4. The numerator is the product of $e$ and the absolute value of $p$.

Examples

• Given $e = 2$ and directrix $y = 3$: The equation is $r = \frac{(2)(3)}{1 + 2 \sin \theta} = \frac{6}{1 + 2 \sin \theta}$.
• Given $e = 0.5$ and directrix $x = -4$: The equation is $r = \frac{(0.5)(4)}{1 - 0.5 \cos \theta} = \frac{2}{1 - 0.5 \cos \theta}$.
• Given $e = 1$ and directrix $x = 5$: The equation is $r = \frac{(1)(5)}{1 + \cos \theta} = \frac{5}{1 + \cos \theta}$.

Explanation

To build a conic's polar equation, pick sine for a horizontal directrix ($y=p$) and cosine for a vertical one ($x=p$). A positive directrix value means '+' in the denominator, while negative means '-'. The numerator is always $e$ times $p$.

Property

To convert a conic from polar to rectangular form, rearrange the formula to use the identities $r = \sqrt{x^2 + y^2}$, $x = r \operatorname{cos} \theta$, and $y = r \operatorname{sin} \theta$.

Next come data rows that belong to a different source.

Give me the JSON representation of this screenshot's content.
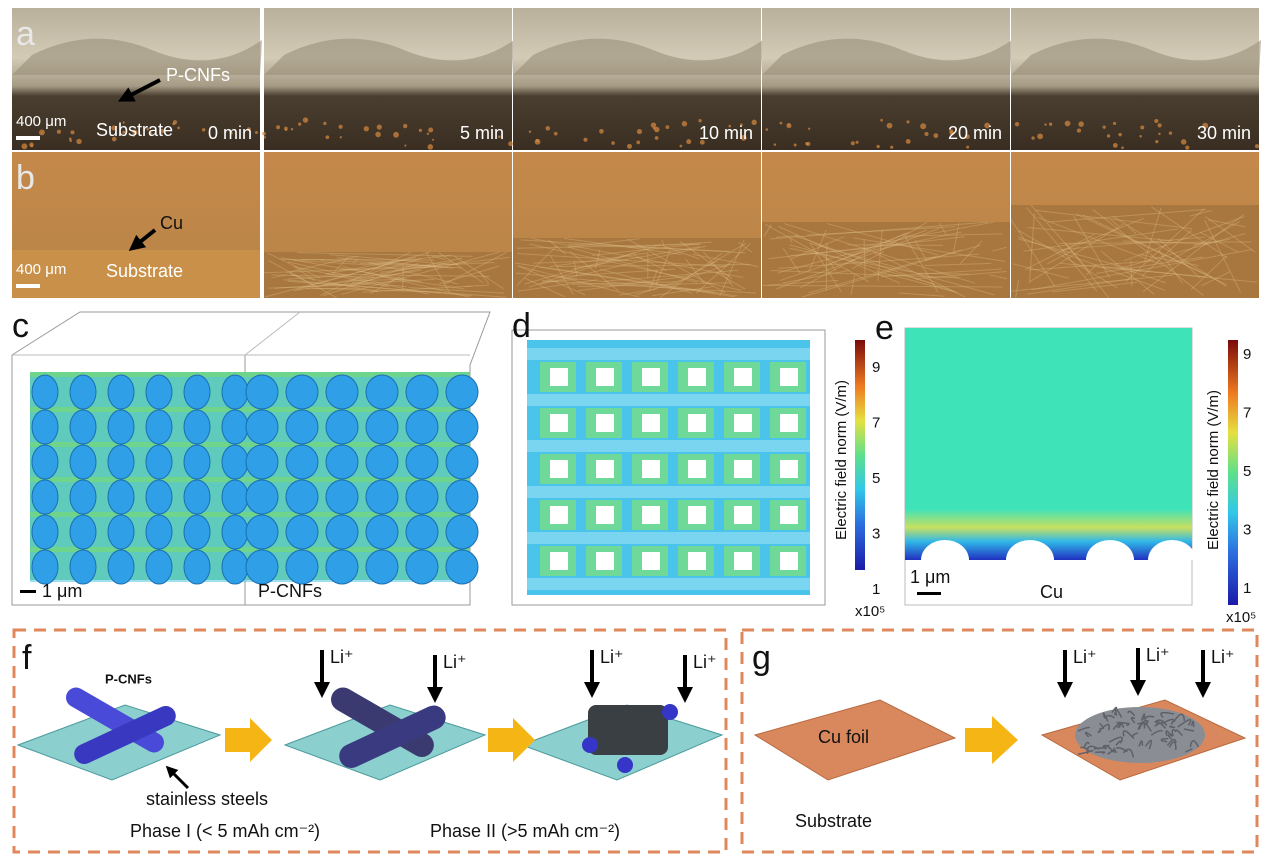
{
  "panel_a": {
    "label": "a",
    "annotation": "P-CNFs",
    "scale_bar": "400 μm",
    "substrate": "Substrate",
    "times": [
      "0 min",
      "5 min",
      "10 min",
      "20 min",
      "30 min"
    ]
  },
  "panel_b": {
    "label": "b",
    "annotation": "Cu",
    "scale_bar": "400 μm",
    "substrate": "Substrate"
  },
  "panel_c": {
    "label": "c",
    "scale_bar": "1 μm",
    "material": "P-CNFs"
  },
  "panel_d": {
    "label": "d",
    "colorbar": {
      "title": "Electric field norm (V/m)",
      "ticks": [
        9,
        7,
        5,
        3,
        1
      ],
      "multiplier": "x10⁵"
    }
  },
  "panel_e": {
    "label": "e",
    "scale_bar": "1 μm",
    "material": "Cu",
    "colorbar": {
      "title": "Electric field norm (V/m)",
      "ticks": [
        9,
        7,
        5,
        3,
        1
      ],
      "multiplier": "x10⁵"
    }
  },
  "panel_f": {
    "label": "f",
    "material": "P-CNFs",
    "ion_labels": [
      "Li⁺",
      "Li⁺",
      "Li⁺",
      "Li⁺"
    ],
    "substrate": "stainless steels",
    "phases": [
      "Phase I  (< 5 mAh cm⁻²)",
      "Phase II (>5 mAh cm⁻²)"
    ]
  },
  "panel_g": {
    "label": "g",
    "foil": "Cu foil",
    "substrate": "Substrate",
    "ion_labels": [
      "Li⁺",
      "Li⁺",
      "Li⁺"
    ]
  }
}
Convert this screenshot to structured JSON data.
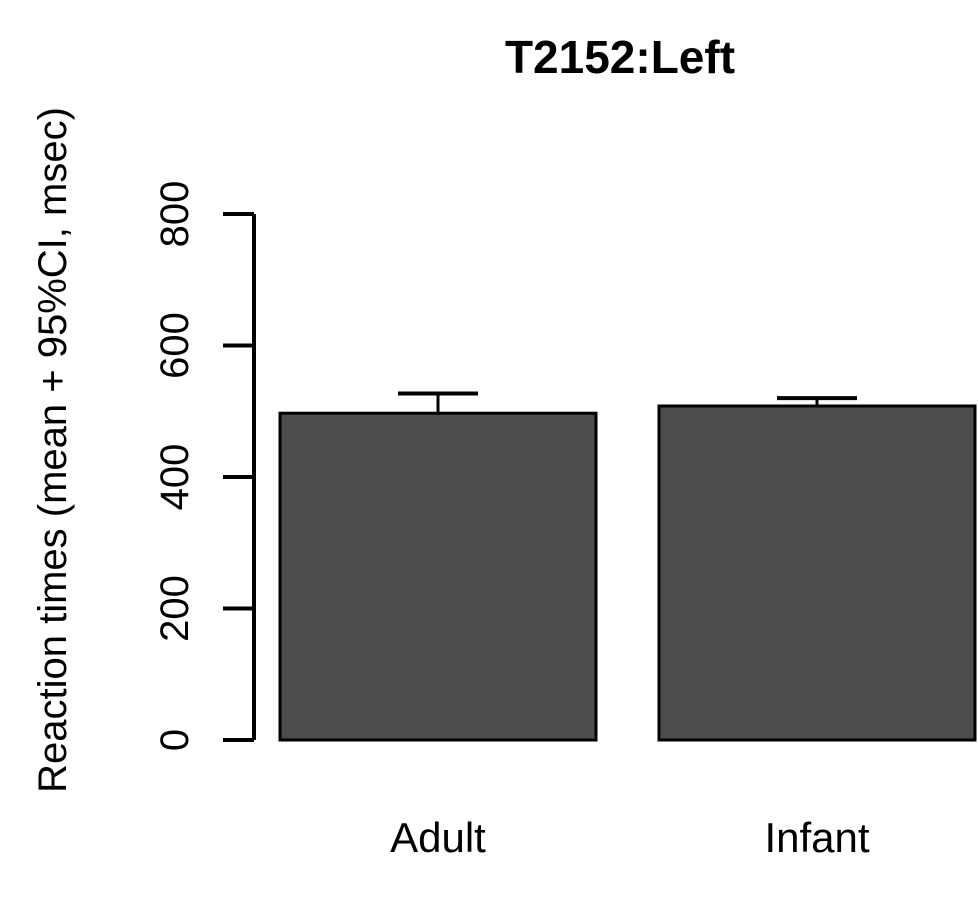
{
  "chart_data": {
    "type": "bar",
    "title": "T2152:Left",
    "xlabel": "",
    "ylabel": "Reaction times (mean + 95%CI, msec)",
    "categories": [
      "Adult",
      "Infant"
    ],
    "values": [
      497,
      508
    ],
    "error_upper": [
      527,
      520
    ],
    "ylim": [
      0,
      800
    ],
    "yticks": [
      0,
      200,
      400,
      600,
      800
    ],
    "grid": false,
    "legend": "none",
    "colors": {
      "bar": "#4d4d4d",
      "outline": "#000000"
    }
  }
}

1. Multiply both sides by the denominator to clear the fraction.
2. Distribute $r$ inside the parentheses.
3. Isolate the term $cr$ on one side, where $c$ is a constant.
4. Substitute $r \operatorname{sin} \theta$ with $y$ or $r \operatorname{cos} \theta$ with $x$.
5. Square both sides of the equation.
6. Replace $r^2$ with $x^2 + y^2$ and simplify the equation.

Examples

• To convert $r = \frac{3}{1 - \cos \theta}$: $r(1 - \cos \theta) = 3 \Rightarrow r - r \cos \theta = 3 \Rightarrow \sqrt{x^2+y^2} - x = 3$. Squaring and simplifying gives $y^2 = 6x + 9$.
• To convert $r = \frac{8}{4 + 2 \sin \theta}$: $4r + 2r \sin \theta = 8 \Rightarrow 2r + y = 4 \Rightarrow 4r^2 = (4-y)^2$. This simplifies to $4x^2 + 3y^2 + 8y = 16$.
• To convert $r = \frac{2}{1 + \sin \theta}$: $r(1 + \sin \theta) = 2 \Rightarrow r + y = 2 \Rightarrow r^2 = (2-y)^2$. This simplifies to $x^2 + 4y = 4$.

Explanation

To switch from polar to rectangular form, your goal is to replace all $r$ and $\theta$ terms with $x$ and $y$. Use algebraic manipulation and the core conversion formulas: $x = r \cos \theta$, $y = r \sin \theta$, and $r^2 = x^2 + y^2$.